Napoli, 15 settembre 2018 - Per quasi un mese pensano che abbia solo una banale sciatica. I medici lo imbottiscono di antinfiammatori, rimproverandolo di averli disturbati oltremodo per patologie tanto «banali». Ma per Peppe De Rosa, 48 anni, operaio edile di Qualiano (Napoli), quella diagnosi superficiale è l’inizio di un calvario che si conclude nel modo più tragico il 7 settembre quando muore per una sepsi dovuta alla diffusione dello streptococco di gruppo A, uno di più aggressivi. Tutto inizia qualche giorno prima di Ferragosto. Peppe, che non ha mai sofferto di particolari problemi di salute, l’ 11 agosto avverte forti dolori alle gambe e alla schiena e ha febbre. Resta a letto, i dolori sono lancinanti.

«Sono le 1,30 e sto ancora sveglio per non dare fastidio a chi dorme, soffro molto il dolore è pesante», scrive alla vigilia di Ferragosto. Qualche ora dopo i familiari lo portano all’ospedale di Giugliano dove viene ricoverato per una sospetta infiammazione del nervo sciatico. «Ho avuto mal di schiena, ho pianto come un bambino tutta la notte. E mi fa male ancora, mi hanno fatto 8 lavaggi (flebo ndr)». I medici lo dimettono, le cose non migliorano affatto. Il 17 agosto De Rosa chiama l’ambulanza, gli operatori del 118 si limitano a praticargli delle iniezioni antidolorifiche per il nervo sciatico, lasciando inevase le sue pressanti richieste di essere ricoverato. Inutile anche il ricovero del 19 agosto all’ospedale Santa Maria delle Grazie di Pozzuoli. Anche qui stessa musica: si tratta semplicemente di sciatica e lo rispediscono a casa, nonostante ormai Peppe non riesca più a camminare per i gonfiori alle gambe. Identica diagnosi alla guardia medica, con corredo di un commento beffardo: «Signor De Rosa non ci chiami più per queste cose banali». Cerca di distrarsi un po’ con il suo Napoli di cui è tifoso sfegatato, ma i dolori diventano una compagnia assillante. Il 20 agosto, giorno del compleanno della moglie Lina, è l’ultimo in cui riesce a condurre una vita normale.
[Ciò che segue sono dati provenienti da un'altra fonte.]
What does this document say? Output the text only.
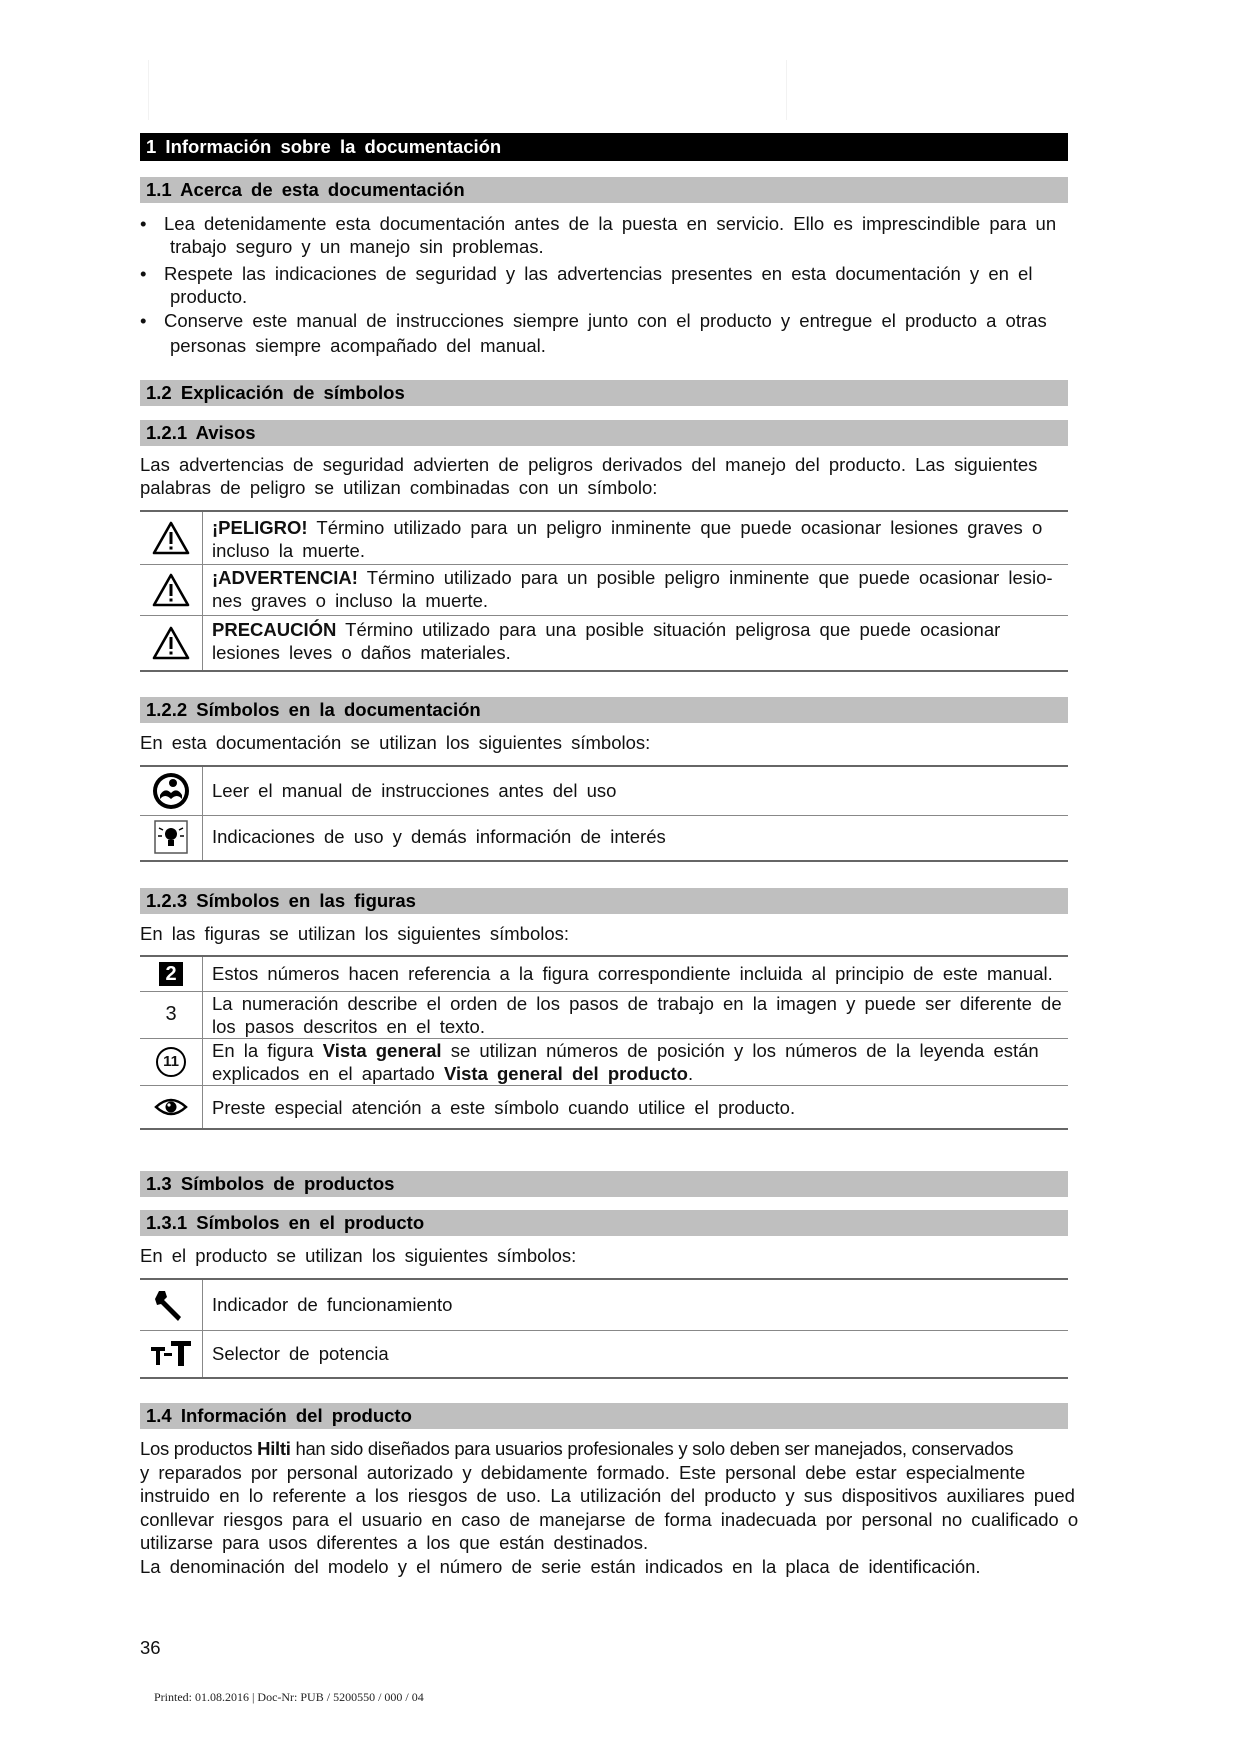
1 Información sobre la documentación
1.1 Acerca de esta documentación
• Lea detenidamente esta documentación antes de la puesta en servicio. Ello es imprescindible para un
trabajo seguro y un manejo sin problemas.
• Respete las indicaciones de seguridad y las advertencias presentes en esta documentación y en el
producto.
• Conserve este manual de instrucciones siempre junto con el producto y entregue el producto a otras
personas siempre acompañado del manual.
1.2 Explicación de símbolos
1.2.1 Avisos
Las advertencias de seguridad advierten de peligros derivados del manejo del producto. Las siguientes
palabras de peligro se utilizan combinadas con un símbolo:
¡PELIGRO! Término utilizado para un peligro inminente que puede ocasionar lesiones graves o
incluso la muerte.
¡ADVERTENCIA! Término utilizado para un posible peligro inminente que puede ocasionar lesio-
nes graves o incluso la muerte.
PRECAUCIÓN Término utilizado para una posible situación peligrosa que puede ocasionar
lesiones leves o daños materiales.
1.2.2 Símbolos en la documentación
En esta documentación se utilizan los siguientes símbolos:
Leer el manual de instrucciones antes del uso
Indicaciones de uso y demás información de interés
1.2.3 Símbolos en las figuras
En las figuras se utilizan los siguientes símbolos:
2	Estos números hacen referencia a la figura correspondiente incluida al principio de este manual.
3 La numeración describe el orden de los pasos de trabajo en la imagen y puede ser diferente de
los pasos descritos en el texto.
11
En la figura Vista general se utilizan números de posición y los números de la leyenda están
explicados en el apartado Vista general del producto.
Preste especial atención a este símbolo cuando utilice el producto.
1.3 Símbolos de productos
1.3.1 Símbolos en el producto
En el producto se utilizan los siguientes símbolos:
Indicador de funcionamiento
Selector de potencia
1.4 Información del producto
Los productos Hilti han sido diseñados para usuarios profesionales y solo deben ser manejados, conservados
y reparados por personal autorizado y debidamente formado. Este personal debe estar especialmente
instruido en lo referente a los riesgos de uso. La utilización del producto y sus dispositivos auxiliares pued
conllevar riesgos para el usuario en caso de manejarse de forma inadecuada por personal no cualificado o
utilizarse para usos diferentes a los que están destinados.
La denominación del modelo y el número de serie están indicados en la placa de identificación.
36
Printed: 01.08.2016 | Doc-Nr: PUB / 5200550 / 000 / 04
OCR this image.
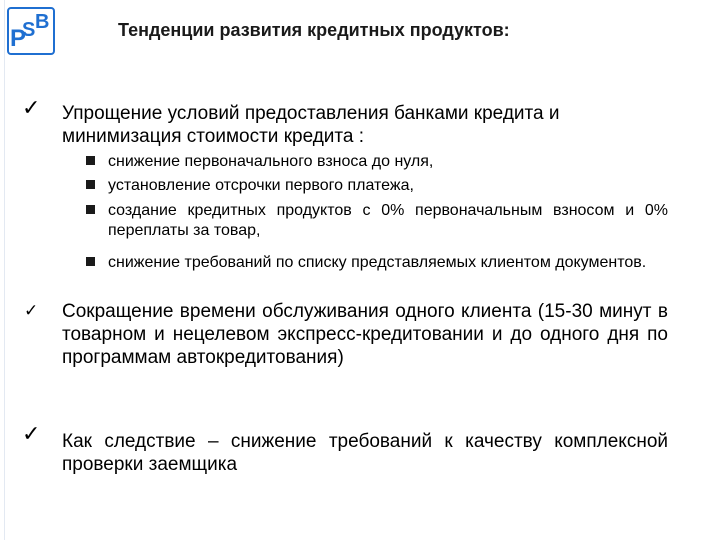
P
S B	Тенденции развития кредитных продуктов:
✓ Упрощение условий предоставления банками кредита и минимизация стоимости кредита :
снижение первоначального взноса до нуля,
установление отсрочки первого платежа,
создание кредитных продуктов с 0% первоначальным взносом и 0% переплаты за товар,
снижение требований по списку представляемых клиентом документов.
✓ Сокращение времени обслуживания одного клиента (15-30 минут в товарном и нецелевом экспресс-кредитовании и до одного дня по программам автокредитования)
✓ Как следствие – снижение требований к качеству комплексной проверки заемщика
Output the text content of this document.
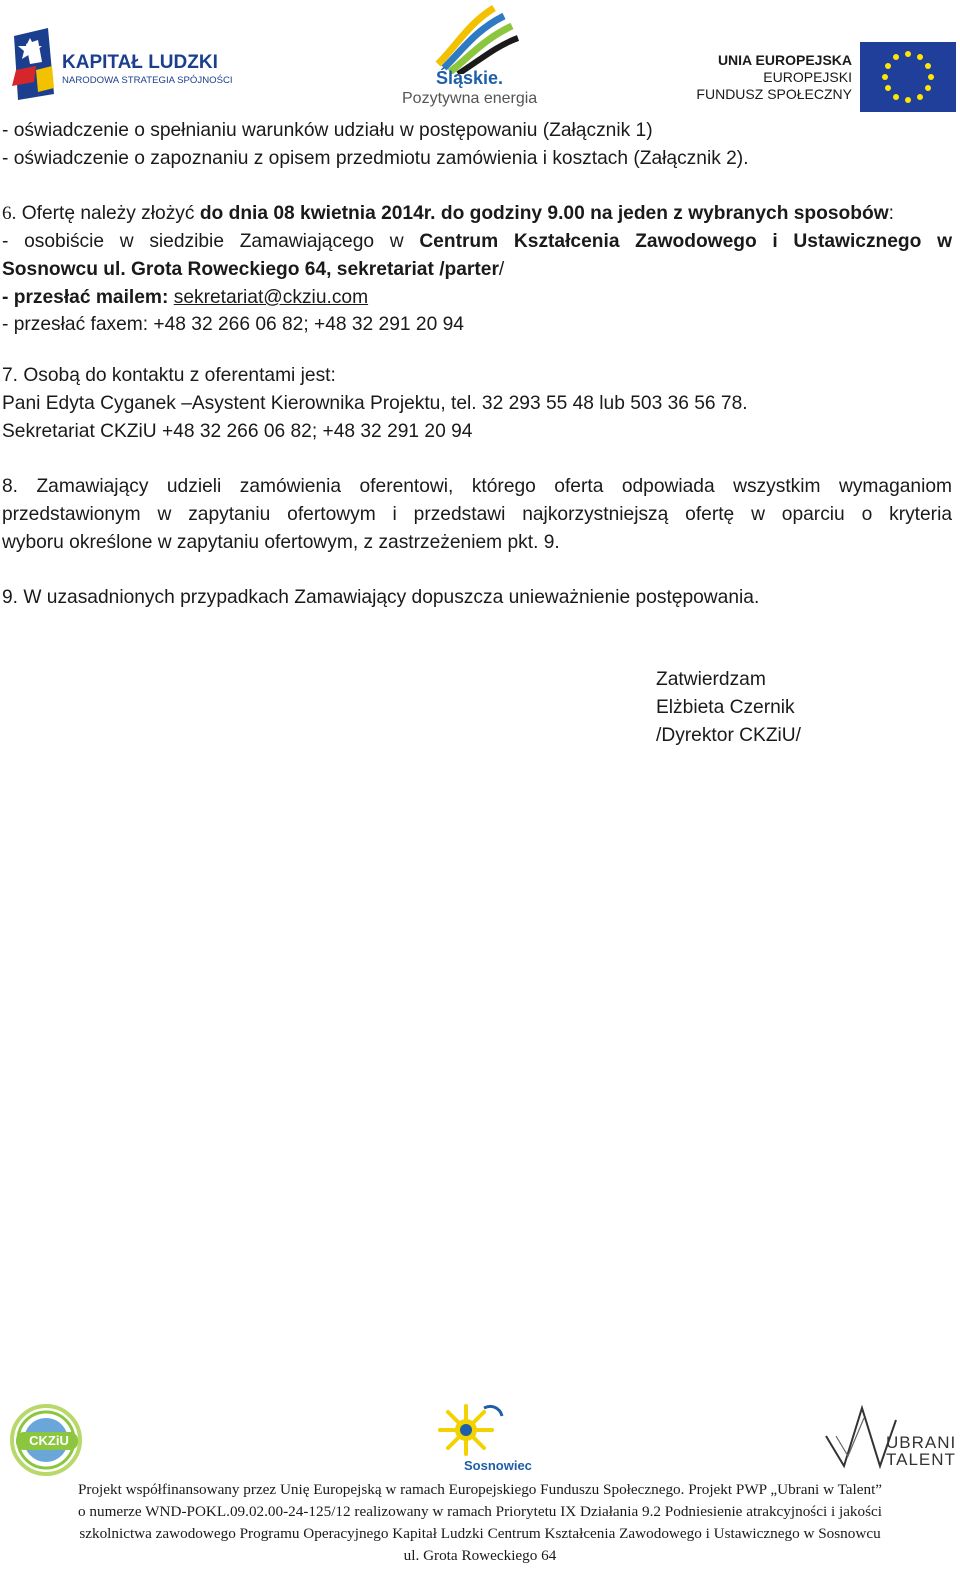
KAPITAŁ LUDZKI
NARODOWA STRATEGIA SPÓJNOŚCI	Śląskie.
Pozytywna energia
UNIA EUROPEJSKA
EUROPEJSKI
FUNDUSZ SPOŁECZNY
- oświadczenie o spełnianiu warunków udziału w postępowaniu (Załącznik 1)
- oświadczenie o zapoznaniu z opisem przedmiotu zamówienia i kosztach (Załącznik 2).
6. Ofertę należy złożyć do dnia 08 kwietnia 2014r. do godziny 9.00 na jeden z wybranych sposobów:
- osobiście w siedzibie Zamawiającego w Centrum Kształcenia Zawodowego i Ustawicznego w
Sosnowcu ul. Grota Roweckiego 64, sekretariat /parter/
- przesłać mailem: sekretariat@ckziu.com
- przesłać faxem: +48 32 266 06 82; +48 32 291 20 94
7. Osobą do kontaktu z oferentami jest:
Pani Edyta Cyganek –Asystent Kierownika Projektu, tel. 32 293 55 48 lub 503 36 56 78.
Sekretariat CKZiU +48 32 266 06 82; +48 32 291 20 94
8. Zamawiający udzieli zamówienia oferentowi, którego oferta odpowiada wszystkim wymaganiom
przedstawionym w zapytaniu ofertowym i przedstawi najkorzystniejszą ofertę w oparciu o kryteria
wyboru określone w zapytaniu ofertowym, z zastrzeżeniem pkt. 9.
9. W uzasadnionych przypadkach Zamawiający dopuszcza unieważnienie postępowania.
Zatwierdzam
Elżbieta Czernik
/Dyrektor CKZiU/
CKZiU
Sosnowiec
UBRANI
TALENT
Projekt współfinansowany przez Unię Europejską w ramach Europejskiego Funduszu Społecznego. Projekt PWP „Ubrani w Talent”
o numerze WND-POKL.09.02.00-24-125/12 realizowany w ramach Priorytetu IX Działania 9.2 Podniesienie atrakcyjności i jakości
szkolnictwa zawodowego Programu Operacyjnego Kapitał Ludzki Centrum Kształcenia Zawodowego i Ustawicznego w Sosnowcu
ul. Grota Roweckiego 64
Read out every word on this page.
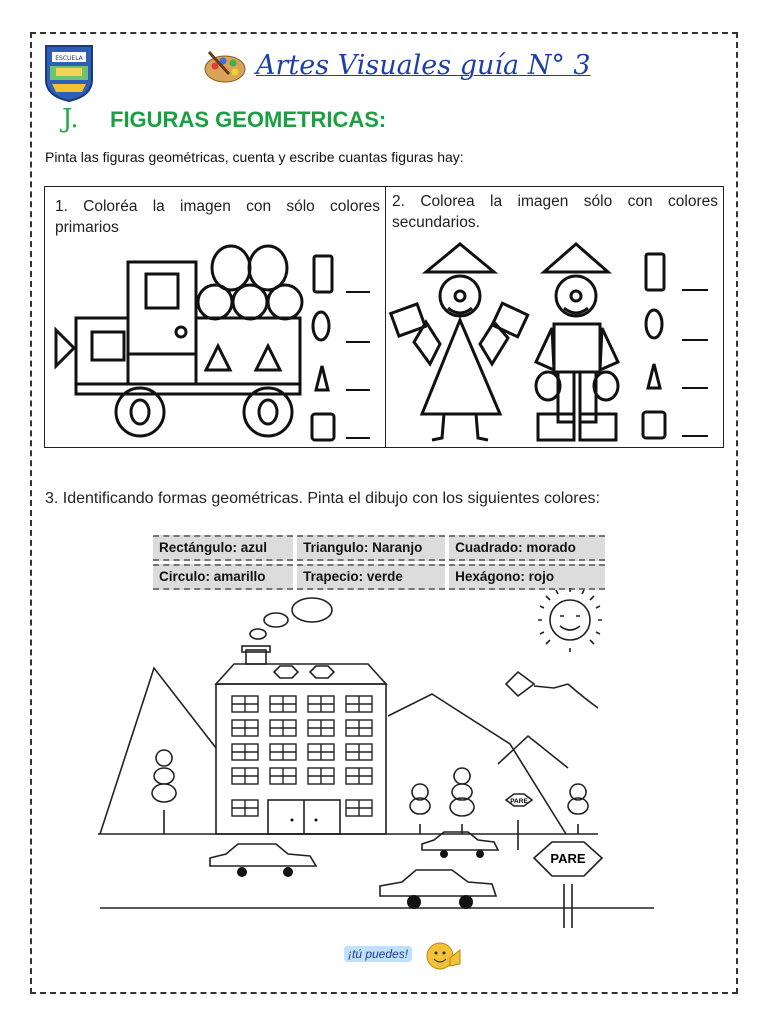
ESCUELA	Artes Visuales guía N° 3
J. FIGURAS GEOMETRICAS:
Pinta las figuras geométricas, cuenta y escribe cuantas figuras hay:
1. Coloréa la imagen con sólo colores primarios
2. Colorea la imagen sólo con colores secundarios.
3. Identificando formas geométricas. Pinta el dibujo con los siguientes colores:
Rectángulo: azul	Triangulo: Naranjo	Cuadrado: morado
Circulo: amarillo	Trapecio: verde	Hexágono: rojo
PARE
PARE
¡tú puedes!
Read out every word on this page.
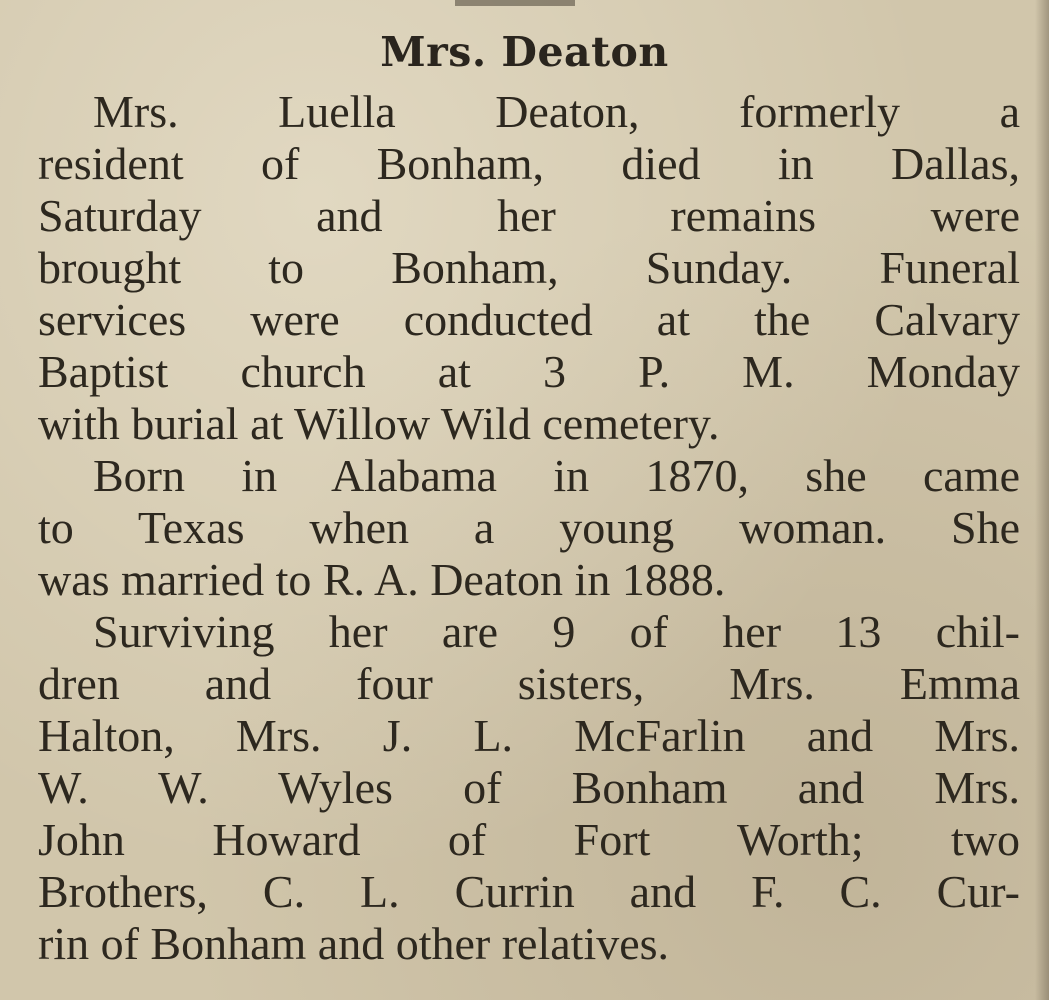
Mrs. Deaton
Mrs. Luella Deaton, formerly a
resident of Bonham, died in Dallas,
Saturday and her remains were
brought to Bonham, Sunday. Funeral
services were conducted at the Calvary
Baptist church at 3 P. M. Monday
with burial at Willow Wild cemetery.
Born in Alabama in 1870, she came
to Texas when a young woman. She
was married to R. A. Deaton in 1888.
Surviving her are 9 of her 13 chil-
dren and four sisters, Mrs. Emma
Halton, Mrs. J. L. McFarlin and Mrs.
W. W. Wyles of Bonham and Mrs.
John Howard of Fort Worth; two
Brothers, C. L. Currin and F. C. Cur-
rin of Bonham and other relatives.
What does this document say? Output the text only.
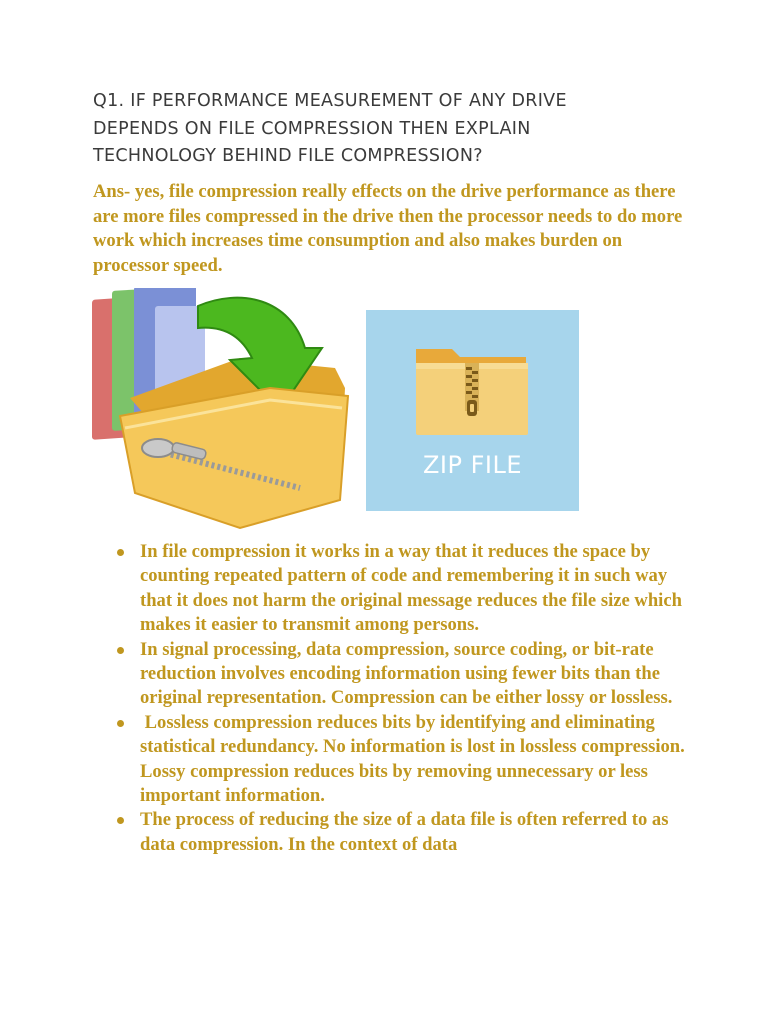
Q1. IF PERFORMANCE MEASUREMENT OF ANY DRIVE DEPENDS ON FILE COMPRESSION THEN EXPLAIN TECHNOLOGY BEHIND FILE COMPRESSION?

Ans- yes, file compression really effects on the drive performance as there are more files compressed in the drive then the processor needs to do more work which increases time consumption and also makes burden on processor speed.

ZIP FILE
In file compression it works in a way that it reduces the space by counting repeated pattern of code and remembering it in such way that it does not harm the original message reduces the file size which makes it easier to transmit among persons.
In signal processing, data compression, source coding, or bit-rate reduction involves encoding information using fewer bits than the original representation. Compression can be either lossy or lossless.
Lossless compression reduces bits by identifying and eliminating statistical redundancy. No information is lost in lossless compression. Lossy compression reduces bits by removing unnecessary or less important information.
The process of reducing the size of a data file is often referred to as data compression. In the context of data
La notte successiva è un tormento, perde conoscenza e viene portato in ambulanza all’ospedale di Pozzuoli, dove stavolta capiscono la gravità dell’infezione. Lo intubano e lo portano in terapia intensiva da cui non uscirà più vivo: troppi gli organi compromessi dalla setticemia. Sgomente, la moglie e la figlia di De Rosa chiedono l’aiuto di uno studio specializzato e presentano una denuncia-querela. Anche il sindaco di Qualiano, Ludovico De Luca, dichiara: «Peppe è uno che, dopo una vita difficile, ha avuto anche una morte difficile, determinata forse dalla cattiva sanità». Tutte le cartelle cliniche vengono sequestrate e il pm della procura di Napoli dispone l’autopsia presso il Secondo Policlinico. L’Asl Napoli 2 annuncia. «Avviate le verifiche».